Show that the magnetic dipole moment (M) of an electron orbiting the proton nucleus of a hydrogen atom is related to the orbital angular momentum (L) of the electron by:
M= (e/(2m))(L)
thank you so much in advance!
2007-03-21 03:17:48 · 2 answers · asked by Billie 1 in Science & Mathematics ➔ Physics
In case of electric dipole moment [p = q *2l] the pair of opposite charge constitute a dipole moment.
I magnetic dipole moment, the moving charge - around a nucleus - here also conjugate pair of charges - produces a magnetic dipole moment by virtue of equivalent current produced due to orbital motion in each revolution around.

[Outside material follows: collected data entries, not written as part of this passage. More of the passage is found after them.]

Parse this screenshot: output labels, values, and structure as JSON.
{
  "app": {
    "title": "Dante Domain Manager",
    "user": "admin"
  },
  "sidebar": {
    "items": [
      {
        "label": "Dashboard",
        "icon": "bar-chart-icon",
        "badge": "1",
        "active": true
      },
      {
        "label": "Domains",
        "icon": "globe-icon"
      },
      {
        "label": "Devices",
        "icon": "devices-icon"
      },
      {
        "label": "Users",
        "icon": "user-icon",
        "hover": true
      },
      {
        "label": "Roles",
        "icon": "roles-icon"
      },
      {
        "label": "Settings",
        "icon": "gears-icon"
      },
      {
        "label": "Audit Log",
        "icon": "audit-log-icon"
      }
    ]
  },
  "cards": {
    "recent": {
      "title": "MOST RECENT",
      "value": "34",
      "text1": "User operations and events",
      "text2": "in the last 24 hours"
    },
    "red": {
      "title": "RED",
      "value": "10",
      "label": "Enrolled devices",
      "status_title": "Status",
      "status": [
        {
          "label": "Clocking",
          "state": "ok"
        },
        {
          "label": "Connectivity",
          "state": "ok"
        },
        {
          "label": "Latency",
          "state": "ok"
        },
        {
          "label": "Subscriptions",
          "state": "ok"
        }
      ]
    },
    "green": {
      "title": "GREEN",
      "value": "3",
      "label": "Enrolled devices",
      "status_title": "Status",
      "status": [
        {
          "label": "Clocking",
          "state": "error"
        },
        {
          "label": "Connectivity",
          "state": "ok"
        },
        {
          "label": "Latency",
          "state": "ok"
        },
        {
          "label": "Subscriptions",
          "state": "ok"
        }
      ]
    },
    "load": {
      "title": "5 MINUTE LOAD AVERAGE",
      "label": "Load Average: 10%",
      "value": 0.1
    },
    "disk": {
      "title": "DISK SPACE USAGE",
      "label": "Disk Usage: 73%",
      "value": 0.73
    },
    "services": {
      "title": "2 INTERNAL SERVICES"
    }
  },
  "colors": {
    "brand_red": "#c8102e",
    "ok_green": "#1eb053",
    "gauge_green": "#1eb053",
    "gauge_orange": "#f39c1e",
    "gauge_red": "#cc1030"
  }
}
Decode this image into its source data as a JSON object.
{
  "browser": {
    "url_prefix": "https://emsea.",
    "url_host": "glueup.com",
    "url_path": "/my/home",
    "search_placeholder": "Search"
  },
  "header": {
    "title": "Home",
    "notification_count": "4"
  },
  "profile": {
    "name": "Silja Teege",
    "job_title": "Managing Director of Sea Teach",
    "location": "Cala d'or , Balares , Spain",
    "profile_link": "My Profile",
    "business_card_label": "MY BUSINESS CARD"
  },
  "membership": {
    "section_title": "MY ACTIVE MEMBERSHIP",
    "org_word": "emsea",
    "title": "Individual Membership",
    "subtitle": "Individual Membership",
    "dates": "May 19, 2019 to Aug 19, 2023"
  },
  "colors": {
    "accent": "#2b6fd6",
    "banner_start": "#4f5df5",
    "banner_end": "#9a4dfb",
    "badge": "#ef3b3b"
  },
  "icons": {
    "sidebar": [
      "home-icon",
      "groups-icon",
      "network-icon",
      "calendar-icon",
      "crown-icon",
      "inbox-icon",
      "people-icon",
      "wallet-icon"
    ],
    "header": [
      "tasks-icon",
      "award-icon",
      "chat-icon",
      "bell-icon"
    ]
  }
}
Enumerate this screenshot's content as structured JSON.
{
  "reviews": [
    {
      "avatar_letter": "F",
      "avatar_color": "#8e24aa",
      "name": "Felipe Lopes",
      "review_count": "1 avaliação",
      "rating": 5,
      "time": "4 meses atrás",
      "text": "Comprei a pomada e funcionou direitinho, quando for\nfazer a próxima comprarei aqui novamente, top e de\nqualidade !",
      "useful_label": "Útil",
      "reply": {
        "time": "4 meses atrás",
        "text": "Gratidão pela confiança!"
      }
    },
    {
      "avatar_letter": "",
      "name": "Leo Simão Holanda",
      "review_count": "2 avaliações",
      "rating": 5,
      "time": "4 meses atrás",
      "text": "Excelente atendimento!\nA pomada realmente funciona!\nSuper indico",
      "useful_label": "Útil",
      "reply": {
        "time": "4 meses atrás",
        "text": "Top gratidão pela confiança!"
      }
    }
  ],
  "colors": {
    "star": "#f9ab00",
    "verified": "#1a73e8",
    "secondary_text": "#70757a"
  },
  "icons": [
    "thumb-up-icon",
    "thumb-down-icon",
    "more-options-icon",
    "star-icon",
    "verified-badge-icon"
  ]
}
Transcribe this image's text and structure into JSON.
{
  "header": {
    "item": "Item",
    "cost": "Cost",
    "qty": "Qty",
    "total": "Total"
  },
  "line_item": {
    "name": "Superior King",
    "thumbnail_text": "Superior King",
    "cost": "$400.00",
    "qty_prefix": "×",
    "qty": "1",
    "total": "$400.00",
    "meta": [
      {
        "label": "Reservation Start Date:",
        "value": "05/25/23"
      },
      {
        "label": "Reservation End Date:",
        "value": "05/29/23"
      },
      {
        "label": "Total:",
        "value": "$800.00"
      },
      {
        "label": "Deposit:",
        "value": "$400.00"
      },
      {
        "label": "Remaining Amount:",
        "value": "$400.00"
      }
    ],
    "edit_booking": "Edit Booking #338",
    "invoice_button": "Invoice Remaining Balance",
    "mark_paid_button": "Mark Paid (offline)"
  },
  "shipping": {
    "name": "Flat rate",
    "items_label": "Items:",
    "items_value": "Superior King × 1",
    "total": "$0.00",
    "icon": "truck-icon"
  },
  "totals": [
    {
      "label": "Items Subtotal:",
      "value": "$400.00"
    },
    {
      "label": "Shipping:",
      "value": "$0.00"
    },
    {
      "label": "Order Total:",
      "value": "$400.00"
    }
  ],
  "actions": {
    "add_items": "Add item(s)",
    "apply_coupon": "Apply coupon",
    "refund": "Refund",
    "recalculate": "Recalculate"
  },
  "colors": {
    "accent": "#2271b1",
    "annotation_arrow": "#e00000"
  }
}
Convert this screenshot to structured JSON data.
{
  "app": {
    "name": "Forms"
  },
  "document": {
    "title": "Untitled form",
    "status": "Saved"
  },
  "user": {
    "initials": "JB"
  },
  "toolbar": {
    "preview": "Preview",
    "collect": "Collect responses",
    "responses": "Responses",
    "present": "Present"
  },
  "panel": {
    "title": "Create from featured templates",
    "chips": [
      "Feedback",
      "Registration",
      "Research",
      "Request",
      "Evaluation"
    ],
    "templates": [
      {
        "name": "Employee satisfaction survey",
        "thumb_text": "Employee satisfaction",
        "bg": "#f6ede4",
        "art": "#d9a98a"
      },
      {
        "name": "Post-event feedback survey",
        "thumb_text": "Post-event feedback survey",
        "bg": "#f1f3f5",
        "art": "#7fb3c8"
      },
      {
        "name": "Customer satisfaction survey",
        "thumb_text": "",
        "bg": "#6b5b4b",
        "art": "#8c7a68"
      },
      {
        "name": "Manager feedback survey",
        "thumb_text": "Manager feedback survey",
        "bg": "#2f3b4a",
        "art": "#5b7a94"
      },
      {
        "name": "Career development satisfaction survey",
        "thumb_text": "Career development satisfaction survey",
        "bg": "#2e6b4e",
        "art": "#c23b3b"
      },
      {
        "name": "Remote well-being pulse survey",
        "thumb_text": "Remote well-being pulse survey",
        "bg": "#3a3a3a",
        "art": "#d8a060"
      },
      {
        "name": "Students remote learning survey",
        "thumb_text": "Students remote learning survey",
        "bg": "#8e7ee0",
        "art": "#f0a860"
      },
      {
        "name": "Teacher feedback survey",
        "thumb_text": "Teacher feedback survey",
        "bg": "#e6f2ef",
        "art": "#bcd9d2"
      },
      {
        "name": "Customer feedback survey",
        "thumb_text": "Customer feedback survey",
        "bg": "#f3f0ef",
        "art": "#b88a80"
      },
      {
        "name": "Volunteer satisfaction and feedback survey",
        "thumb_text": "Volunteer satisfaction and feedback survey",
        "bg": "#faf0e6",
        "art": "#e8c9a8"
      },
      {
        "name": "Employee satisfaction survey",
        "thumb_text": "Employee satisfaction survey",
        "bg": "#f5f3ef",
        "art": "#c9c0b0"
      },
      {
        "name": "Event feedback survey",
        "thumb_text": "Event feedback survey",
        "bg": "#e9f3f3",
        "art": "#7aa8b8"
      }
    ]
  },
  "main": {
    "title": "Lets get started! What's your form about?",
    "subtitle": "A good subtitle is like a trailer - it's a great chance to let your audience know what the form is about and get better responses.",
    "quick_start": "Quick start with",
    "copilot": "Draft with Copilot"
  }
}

If there is I current in the circular ring of A - area of cross section then the magnetic dipole moment (derived from torque in mag field) is given by
magnetic moment M = current * Area = I A
The orbiting electron (- e charge, m mass, T time period) is equivalent to the rate of change of charge with time - which is current by definition
I = -e / T
if v is its orbital velocity in circle of radius r then
v = r w = r * 2pi / T OR T = 2 pi r /v
I = - e *v / 2pi r multiply+divide with r because orbital area (A= pi r^2) has to be retained in denominator
I = - e *v r / 2pi r^2
I = - e *v r / 2 A
I *A = - e *v r / 2
so magnetic moment M is
M = - e *v r / 2 --- (1)
we know the orbital angular momentum
L = (m v) cross (r) = m v r ---(2)
divide (1) by (2)
M / L = {- e *v r / 2}{1/m v r}
M / L = {- e / 2}{1/m}
M = - e / 2m { L}
this is it
2007-03-21 06:20:32 · answer #1 · answered by anil bakshi 7 · 0⤊ 0⤋
From definitions of M and L
M=IA=-erv/2 where v=frequency
L=mrv so rv=L/m
2007-03-21 13:29:15 · answer #2 · answered by meg 7 · 0⤊ 0⤋